Philippe HERVET (P65)


Lexique :

1 – Brasse : ancienne mesure de longueur égale à l’envergure des bras d’un homme.

2 – Le sergent-chef CHAIX formera avec le colonel ROZANOFF pilote d’essais et créateur du Centre d’Expérience Aérienne Militaire de Mont de Marsan, la section des parachutistes d’essais.

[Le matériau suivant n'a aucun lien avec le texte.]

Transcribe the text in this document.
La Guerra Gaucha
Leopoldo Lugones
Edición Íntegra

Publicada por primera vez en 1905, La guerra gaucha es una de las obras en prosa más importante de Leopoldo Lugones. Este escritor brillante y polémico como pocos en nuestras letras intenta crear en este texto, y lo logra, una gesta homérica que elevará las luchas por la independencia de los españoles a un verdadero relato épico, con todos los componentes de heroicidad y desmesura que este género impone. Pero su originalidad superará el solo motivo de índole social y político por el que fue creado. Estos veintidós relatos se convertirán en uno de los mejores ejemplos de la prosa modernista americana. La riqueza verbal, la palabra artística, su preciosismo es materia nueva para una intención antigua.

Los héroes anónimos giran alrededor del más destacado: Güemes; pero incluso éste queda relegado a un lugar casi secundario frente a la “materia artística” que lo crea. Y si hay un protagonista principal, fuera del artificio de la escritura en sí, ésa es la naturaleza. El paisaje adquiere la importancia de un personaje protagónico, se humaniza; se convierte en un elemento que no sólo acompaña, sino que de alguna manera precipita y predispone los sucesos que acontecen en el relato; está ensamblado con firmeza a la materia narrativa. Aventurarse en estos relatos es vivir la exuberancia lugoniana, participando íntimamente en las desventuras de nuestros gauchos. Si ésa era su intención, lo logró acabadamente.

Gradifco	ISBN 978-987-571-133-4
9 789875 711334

Il termine sa carrière avec le grade de colonel, il est officier de la Légion d’Honneur.

3 – Le lieutenant PAPIN, était pilote car à cette époque pour devenir para dans l’Armée de l’Air, il fallait avoir la qualification de navigant. Il est né le 31 juillet 1905 à Paris, il suit de hautes études d’ingénieur, d’abord à Centrale puis SUPAERO, il est breveté pilote le 22 octobre 1930. Il suit le stage para d’Avignon-Pujaut en octobre-novembre 1935. Le 21 février 1939 il est nommé moniteur parachutiste, brevet N°2, le N°1 n’est autre que le Commandant GEILLE. Il combat lors de la campagne de France en 1939, puis participe aux campagnes en Tunisie, Italie puis en France Il meurt en partant au combat en Indochine le 1 février 1946. Il donne son nom à la Base Aérienne 116 de LUXEUIL.